Dr. Ed Camp is an applied, interdisciplinary and quantitative scientist who works to promote more desirable outcomes of fisheries and aquatic systems. His extension and research focuses on the interconnected ecological, socioeconomic and governance dynamics that influence value, market activity, ecosystem function and ultimately stakeholder quality of life. Topically this work ranges from recreational fisheries to production scale aquaculture and in scope from local to international. He is especially interested in cooperating with management agencies and other stakeholders to develop novel, spatially explicit approaches for governing fish resources, as well as working across disciplines to develop the quantitative tools needed to better evaluate actions affecting fisheries and aquaculture systems.

Dr. Tom McCowan (joint keynote with Jeremy Cooper)

Dr.
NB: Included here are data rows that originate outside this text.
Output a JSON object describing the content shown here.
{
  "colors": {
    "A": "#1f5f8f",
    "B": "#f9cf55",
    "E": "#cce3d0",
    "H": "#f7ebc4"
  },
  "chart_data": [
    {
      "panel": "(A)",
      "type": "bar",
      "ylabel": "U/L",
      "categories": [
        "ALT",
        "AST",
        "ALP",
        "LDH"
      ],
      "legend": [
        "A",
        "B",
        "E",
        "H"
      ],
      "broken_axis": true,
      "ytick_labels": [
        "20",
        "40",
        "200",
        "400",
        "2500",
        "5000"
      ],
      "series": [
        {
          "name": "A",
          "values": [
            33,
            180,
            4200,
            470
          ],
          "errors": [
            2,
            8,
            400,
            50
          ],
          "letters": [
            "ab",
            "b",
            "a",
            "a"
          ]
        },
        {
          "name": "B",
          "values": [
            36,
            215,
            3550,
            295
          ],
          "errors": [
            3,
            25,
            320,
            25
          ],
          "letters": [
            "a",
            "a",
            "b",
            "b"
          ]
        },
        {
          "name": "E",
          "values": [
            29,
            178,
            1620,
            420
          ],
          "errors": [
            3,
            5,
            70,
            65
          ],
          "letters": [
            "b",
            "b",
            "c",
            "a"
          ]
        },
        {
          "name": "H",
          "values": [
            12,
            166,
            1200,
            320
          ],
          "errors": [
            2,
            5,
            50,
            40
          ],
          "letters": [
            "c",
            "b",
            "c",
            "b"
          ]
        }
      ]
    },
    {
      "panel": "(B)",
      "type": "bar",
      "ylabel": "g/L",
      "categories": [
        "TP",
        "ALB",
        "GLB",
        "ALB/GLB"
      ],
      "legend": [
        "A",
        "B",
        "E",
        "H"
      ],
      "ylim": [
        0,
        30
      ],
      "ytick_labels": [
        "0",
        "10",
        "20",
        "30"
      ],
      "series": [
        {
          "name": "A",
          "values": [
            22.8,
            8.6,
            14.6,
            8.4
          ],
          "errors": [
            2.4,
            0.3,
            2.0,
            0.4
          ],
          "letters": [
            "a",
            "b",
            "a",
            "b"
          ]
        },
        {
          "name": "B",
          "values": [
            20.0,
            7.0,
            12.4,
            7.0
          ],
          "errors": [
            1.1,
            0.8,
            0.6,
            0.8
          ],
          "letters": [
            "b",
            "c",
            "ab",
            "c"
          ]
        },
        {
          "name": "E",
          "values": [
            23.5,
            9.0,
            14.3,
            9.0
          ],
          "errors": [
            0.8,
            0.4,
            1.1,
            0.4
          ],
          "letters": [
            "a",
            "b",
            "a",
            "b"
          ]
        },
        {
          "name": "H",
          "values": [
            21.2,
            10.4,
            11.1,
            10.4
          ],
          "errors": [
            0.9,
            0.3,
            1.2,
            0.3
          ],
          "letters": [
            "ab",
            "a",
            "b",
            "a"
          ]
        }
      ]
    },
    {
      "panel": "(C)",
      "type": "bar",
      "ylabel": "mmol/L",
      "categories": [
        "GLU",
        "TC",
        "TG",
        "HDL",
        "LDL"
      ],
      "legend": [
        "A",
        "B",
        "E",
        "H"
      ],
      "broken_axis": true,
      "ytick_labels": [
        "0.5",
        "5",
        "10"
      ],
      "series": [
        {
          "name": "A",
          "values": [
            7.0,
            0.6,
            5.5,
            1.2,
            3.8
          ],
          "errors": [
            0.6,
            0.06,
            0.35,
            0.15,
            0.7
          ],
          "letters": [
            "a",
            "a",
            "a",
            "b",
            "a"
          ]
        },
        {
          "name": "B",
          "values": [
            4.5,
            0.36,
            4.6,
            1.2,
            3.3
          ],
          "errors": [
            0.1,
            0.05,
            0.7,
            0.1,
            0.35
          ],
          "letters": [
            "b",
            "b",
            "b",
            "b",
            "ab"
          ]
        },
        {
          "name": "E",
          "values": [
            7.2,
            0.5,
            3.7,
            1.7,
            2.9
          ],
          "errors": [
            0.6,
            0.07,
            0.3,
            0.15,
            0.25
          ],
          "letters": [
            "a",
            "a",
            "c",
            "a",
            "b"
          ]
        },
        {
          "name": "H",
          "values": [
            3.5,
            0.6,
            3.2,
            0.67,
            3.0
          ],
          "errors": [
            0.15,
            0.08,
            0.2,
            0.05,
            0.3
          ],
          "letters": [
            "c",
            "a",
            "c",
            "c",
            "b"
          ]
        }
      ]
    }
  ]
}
McCowan’s first experience working in abalone (paua) fisheries was in 2008 when he started his PhD research in genetics, where he investigated the utility of genetic markers as a means of tracing survival rates in reseeded paua in the Marlborough Sounds in New Zealand. Since 2012 he has been the Science Officer for the Paua Industry Council. His role involves managing the collection of fisheries data for stock assessment and industry management, and running industry-based enhancement projects. He also runs harvester education and training courses. Most recently, he has been managing the project monitoring paua stocks following the Kaikoura Earthquake in 2016.

Jeremy Cooper

Jeremy is a former paua diver and quota owner and has been the CEO of the Paua Industry Council for the last 15 years. During his time at the helm the industry has been transformed from a disparate and uncooperative bunch of divers to one of the NZ fishing industry's most effective commercial stakeholder organizations. With its “hands on – can do” attitude the industry punches way above its weight allowing it to achieved some noteworthy successes, despite the tough political playing field in New Zealand these days for fisheries.